Scientific Area
Abstract Detail
Nº613/1745 - How to achieve a selenium-rich lifestyle in the barren Australian outback
Format: ORAL
Authors
Jeroen van der Woude1, Maggie-Anne Harvey1,2 and Antony van der Ent1,2,3
Affiliations
1 Laboratory of Genetics, Wageningen University and Research, Wageningen, The Netherlands,
2 Centre for Mined Land Rehabilitation, Sustainable Minerals Institute, The University of Queensland, Brisbane, Queensland, Australia,
3 Université de Lorraine, INRAE, LSE, F-54000 Nancy, France
Abstract
Selenium (Se) is formed in supernovae and is a rare component in most soils. Nevertheless, many organisms including Homo sapiens need selenium to produce selenocysteine (SeCys), also referred to as the 21st amino acid, required for synthesis of so-called selenoproteins. In contrast, land-plants lost the need for selenium, likely due to a decreased bioavailability of Se over the last couple of million years. Interestingly, some plants have developed a selenophile lifestyle regardless, growing on selenium-rich soil toxic to most plants. Some of these plants such as Neptunia amplexicaulis hyperaccumulate selenium up to 1.3% of their dry mass. These high tissue Se levels normally cause severe oxidative stress and dysfunctional proteins due to inadvertent incorporation of SeCys en lieu of cysteine. The latter is caused by the chemical similarity of selenium to sulfur, leading to the production of various organic selenium compounds through the sulfur transport- and assimilation pathway, including SeCys and Selenomethionine. However, in the dry and saline Australian outback, Neptunia amplexicaulis manages to grow well on toxic soil and accumulate extreme concentrations of selenium in the plant tissue.

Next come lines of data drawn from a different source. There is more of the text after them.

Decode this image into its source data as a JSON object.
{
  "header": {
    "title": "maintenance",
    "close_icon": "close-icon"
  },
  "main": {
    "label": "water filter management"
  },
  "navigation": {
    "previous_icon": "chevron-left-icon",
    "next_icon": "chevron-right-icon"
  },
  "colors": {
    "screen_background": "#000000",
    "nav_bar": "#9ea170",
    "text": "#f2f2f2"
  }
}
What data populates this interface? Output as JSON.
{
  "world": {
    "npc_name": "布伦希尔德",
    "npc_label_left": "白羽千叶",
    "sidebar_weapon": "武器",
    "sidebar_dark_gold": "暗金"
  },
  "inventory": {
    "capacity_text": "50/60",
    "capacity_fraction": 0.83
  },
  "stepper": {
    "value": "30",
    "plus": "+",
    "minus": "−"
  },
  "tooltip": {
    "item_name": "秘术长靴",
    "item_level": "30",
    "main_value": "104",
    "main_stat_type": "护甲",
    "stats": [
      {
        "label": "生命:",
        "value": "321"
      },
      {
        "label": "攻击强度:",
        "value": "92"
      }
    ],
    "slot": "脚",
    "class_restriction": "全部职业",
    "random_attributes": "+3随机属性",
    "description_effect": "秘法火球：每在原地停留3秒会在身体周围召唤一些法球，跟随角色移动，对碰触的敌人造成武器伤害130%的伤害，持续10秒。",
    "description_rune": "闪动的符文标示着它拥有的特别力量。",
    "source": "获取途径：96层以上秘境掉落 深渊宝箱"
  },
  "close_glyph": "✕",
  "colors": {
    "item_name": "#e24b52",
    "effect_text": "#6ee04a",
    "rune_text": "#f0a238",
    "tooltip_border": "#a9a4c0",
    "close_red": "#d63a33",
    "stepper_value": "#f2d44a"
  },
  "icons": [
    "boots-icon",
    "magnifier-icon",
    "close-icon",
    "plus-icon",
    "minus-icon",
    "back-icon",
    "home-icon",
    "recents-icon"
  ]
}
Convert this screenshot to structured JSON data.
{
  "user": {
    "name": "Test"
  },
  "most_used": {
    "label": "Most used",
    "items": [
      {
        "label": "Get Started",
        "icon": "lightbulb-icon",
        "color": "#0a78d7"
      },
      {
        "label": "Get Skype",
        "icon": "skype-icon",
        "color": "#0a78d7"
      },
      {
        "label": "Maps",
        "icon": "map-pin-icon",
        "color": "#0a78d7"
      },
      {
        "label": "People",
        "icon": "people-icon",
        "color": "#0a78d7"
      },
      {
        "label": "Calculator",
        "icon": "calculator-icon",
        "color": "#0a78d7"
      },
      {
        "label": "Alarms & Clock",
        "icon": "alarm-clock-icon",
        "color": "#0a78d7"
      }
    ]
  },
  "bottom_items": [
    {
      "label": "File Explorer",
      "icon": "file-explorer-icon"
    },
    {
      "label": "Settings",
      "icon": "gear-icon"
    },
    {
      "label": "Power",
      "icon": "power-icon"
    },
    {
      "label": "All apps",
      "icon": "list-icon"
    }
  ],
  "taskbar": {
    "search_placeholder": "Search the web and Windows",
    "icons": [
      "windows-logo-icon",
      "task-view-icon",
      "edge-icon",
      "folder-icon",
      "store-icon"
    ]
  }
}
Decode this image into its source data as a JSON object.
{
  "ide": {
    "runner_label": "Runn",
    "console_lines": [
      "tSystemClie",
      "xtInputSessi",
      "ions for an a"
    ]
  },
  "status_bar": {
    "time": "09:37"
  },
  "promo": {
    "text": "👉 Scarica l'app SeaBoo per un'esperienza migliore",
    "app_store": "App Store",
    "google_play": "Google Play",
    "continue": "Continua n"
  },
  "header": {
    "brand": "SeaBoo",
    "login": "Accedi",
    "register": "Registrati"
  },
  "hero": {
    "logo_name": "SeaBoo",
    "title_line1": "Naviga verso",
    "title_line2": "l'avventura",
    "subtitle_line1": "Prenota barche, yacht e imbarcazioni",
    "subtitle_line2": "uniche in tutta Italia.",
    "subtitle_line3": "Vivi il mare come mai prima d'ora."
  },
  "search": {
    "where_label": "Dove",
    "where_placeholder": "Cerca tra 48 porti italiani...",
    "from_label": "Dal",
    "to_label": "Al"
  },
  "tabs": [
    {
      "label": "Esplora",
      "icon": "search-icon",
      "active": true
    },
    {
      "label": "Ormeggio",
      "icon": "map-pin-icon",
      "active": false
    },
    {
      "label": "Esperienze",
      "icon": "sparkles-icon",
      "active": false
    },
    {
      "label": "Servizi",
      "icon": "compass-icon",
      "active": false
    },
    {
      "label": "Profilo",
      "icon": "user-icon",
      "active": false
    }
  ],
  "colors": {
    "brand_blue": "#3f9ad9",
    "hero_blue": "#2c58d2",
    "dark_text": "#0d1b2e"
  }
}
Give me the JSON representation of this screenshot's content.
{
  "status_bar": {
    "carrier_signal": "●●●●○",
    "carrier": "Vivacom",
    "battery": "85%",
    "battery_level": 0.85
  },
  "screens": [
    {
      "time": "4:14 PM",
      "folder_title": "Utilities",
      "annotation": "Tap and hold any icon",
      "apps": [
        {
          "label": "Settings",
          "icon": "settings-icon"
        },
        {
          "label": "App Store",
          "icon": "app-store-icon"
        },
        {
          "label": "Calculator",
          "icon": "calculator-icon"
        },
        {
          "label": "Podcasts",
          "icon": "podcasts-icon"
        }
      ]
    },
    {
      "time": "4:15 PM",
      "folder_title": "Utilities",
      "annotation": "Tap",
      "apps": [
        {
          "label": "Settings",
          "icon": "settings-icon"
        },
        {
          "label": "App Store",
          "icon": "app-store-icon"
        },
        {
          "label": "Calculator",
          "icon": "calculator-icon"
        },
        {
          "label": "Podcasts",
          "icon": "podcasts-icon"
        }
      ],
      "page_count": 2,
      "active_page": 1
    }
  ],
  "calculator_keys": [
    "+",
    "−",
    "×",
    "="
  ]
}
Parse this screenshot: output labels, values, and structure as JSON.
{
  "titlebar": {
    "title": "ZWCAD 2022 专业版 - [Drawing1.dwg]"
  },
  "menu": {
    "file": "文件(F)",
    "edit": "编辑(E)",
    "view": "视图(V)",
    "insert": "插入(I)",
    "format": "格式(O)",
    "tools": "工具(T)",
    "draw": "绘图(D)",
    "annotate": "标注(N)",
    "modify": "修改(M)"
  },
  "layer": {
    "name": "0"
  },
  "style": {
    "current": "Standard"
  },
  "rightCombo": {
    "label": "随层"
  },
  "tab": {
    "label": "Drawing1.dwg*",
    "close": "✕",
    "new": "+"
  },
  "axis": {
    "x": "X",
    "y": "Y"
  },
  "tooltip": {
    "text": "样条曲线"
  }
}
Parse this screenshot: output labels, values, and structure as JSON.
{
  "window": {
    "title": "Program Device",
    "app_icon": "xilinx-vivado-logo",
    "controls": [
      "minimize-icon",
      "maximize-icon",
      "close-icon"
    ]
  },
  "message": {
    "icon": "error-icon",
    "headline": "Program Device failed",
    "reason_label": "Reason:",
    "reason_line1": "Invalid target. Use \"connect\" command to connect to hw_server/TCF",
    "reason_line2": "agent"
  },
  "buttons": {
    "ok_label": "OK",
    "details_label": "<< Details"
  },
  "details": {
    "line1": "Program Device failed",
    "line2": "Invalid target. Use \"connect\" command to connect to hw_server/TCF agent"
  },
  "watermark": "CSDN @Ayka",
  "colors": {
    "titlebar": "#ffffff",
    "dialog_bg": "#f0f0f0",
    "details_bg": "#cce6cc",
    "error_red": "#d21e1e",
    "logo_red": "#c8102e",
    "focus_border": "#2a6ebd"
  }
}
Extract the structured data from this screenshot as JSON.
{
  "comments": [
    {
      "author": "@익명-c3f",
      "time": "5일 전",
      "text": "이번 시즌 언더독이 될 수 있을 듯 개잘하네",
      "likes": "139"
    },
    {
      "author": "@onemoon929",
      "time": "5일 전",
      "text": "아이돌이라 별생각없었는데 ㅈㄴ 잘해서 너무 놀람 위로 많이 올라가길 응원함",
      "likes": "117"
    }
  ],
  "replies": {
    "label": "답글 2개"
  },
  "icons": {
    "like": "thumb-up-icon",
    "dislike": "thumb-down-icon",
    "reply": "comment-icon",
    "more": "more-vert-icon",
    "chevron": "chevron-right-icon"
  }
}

Its sister-species Neptunia heliophile has also developed an increased tolerance to selenium, but rather excludes Se from its tissue instead of accumulating it. Our work aims to determine what mechanisms are necessary for the extreme lifestyles of N. amplexicaulis and N. heliophila and especially how to accumulate and tolerate high tissue selenium levels. This investigation involves the analysis of recently sequenced genomes of N. amplexicaulis and N. gracilis as well as full-length transcriptomics. Furthermore, this work involves the development of transformation protocols for N. amplexicaulis to get direct evidence of gene involvement in Se hyperaccumulation. The research outcomes could help improve crop Se content and thereby ameliorate the currently widespread Se-deficiency in various human populations.